CRÉDIT : COURTOISIE

Diplômé en littérature et théâtre du Cégep de Lévis-Lauzon, Pierre-Alexis St-Georges poursuit son chemin à l’École nationale de théâtre de Montréal. Le comédien, qui s’est fait remarquer dans la télésérie Clash, s’apprête à monter sur les planches dans une pièce créée par les finissants en Interprétation, Création et production et Scénographie.

Déjà dans ses plus lointains souvenirs, il voulait être acteur. «J’ai toujours joué, peut-être même malgré moi. Je revenais du cinéma et je reproduisais ce que j’avais vu et que j’aimais, se rappelle Pierre-Alexis St-Georges. Un jour ma mère m’a dit, c’est un métier, ça s’appelle acteur. Et si tu veux, tu peux le faire.»

Grâce au support de ses parents qui l’accompagnent dans son cheminement, le jeune Lévisien entre dans une école privée de Québec où il suit un programme en théâtre. Il est aussi inscrit dans des cours le soir auxquels il participe toutes les semaines pendant plusieurs années.

Une fois son diplôme obtenu au Cégep de Lévis-Lauzon, le jeune talent tente d’entrer dans une école pour devenir comédien professionnel. «Je savais que pour faire ce métier, il fallait aller à Montréal. En tout cas, c’était mon but personnel de m’y rendre, partage-t-il. J’ai regardé qui avait fait quoi parmi mes idoles. Et, ils étaient tous passés par l’École nationale, alors je me suis dit que j’allais y aller.»

C’est accompagné de son père que Pierre-Alexis St-Georges passe l’audition de l’École nationale de théâtre de Montréal. «Je suis allé le voir et je lui ai demandé s’il voulait être ma réplique, raconte le comédien. Il est psychoéducateur. Je trouve qu’il est bon acteur. Je ne sais pas si ça a un lien, mais je pense que oui.» Le candidat est évalué par trois juges devant lesquels il présente une des deux scènes préparées, l’une comique et l’autre dramatique. 

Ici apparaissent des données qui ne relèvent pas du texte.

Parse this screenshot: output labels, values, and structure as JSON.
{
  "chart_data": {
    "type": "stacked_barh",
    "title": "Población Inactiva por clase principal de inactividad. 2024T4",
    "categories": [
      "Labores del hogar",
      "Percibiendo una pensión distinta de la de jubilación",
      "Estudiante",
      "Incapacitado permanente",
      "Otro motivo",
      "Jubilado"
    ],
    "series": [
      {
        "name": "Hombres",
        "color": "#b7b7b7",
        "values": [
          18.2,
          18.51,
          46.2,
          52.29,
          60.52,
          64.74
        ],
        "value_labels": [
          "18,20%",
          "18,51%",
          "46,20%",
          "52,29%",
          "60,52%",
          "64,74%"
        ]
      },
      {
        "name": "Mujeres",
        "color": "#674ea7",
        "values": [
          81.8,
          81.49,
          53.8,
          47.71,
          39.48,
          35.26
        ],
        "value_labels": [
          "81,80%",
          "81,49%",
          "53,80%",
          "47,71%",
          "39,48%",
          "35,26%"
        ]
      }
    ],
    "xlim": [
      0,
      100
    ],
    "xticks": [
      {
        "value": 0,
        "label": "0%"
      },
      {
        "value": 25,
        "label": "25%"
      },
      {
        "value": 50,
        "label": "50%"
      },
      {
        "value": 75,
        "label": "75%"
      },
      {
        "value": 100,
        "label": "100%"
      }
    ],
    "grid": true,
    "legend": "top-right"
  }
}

«Je me revois il y a quatre ans, super stressé, et je ne savais pas trop ce que les juges cherchaient, confie-t-il. Les juges veulent voir ce qu’on a à leur montrer. Je crois qu’il faut être soi-même et leur montrer son désir de vouloir rentrer à l’école. Si on est sincère, je pense que c’est plus facile que ce qu’on pense d’y rentrer.»

Faire éclater le moule

À l’École, l’étudiant apprend toutes les ficelles du métier, la technique, comment être dans son corps, ce qu’est l’équilibre de plateau, comment découper son texte, jusqu’à la bonne façon de respirer. «Les professeurs veulent que tu ais les bases du métier dès la première année et en deuxième année tu mets ce que tu as appris à profit», précise-t-il.

«Les bons acteurs sont comme les peintres surréalistes. On te montre comment peindre d’un point de vue classique. Ensuite, tu te sers de ces bases pour jouer avec et aller où tu veux. On te donne un moule et tu décides comment le faire éclater.» 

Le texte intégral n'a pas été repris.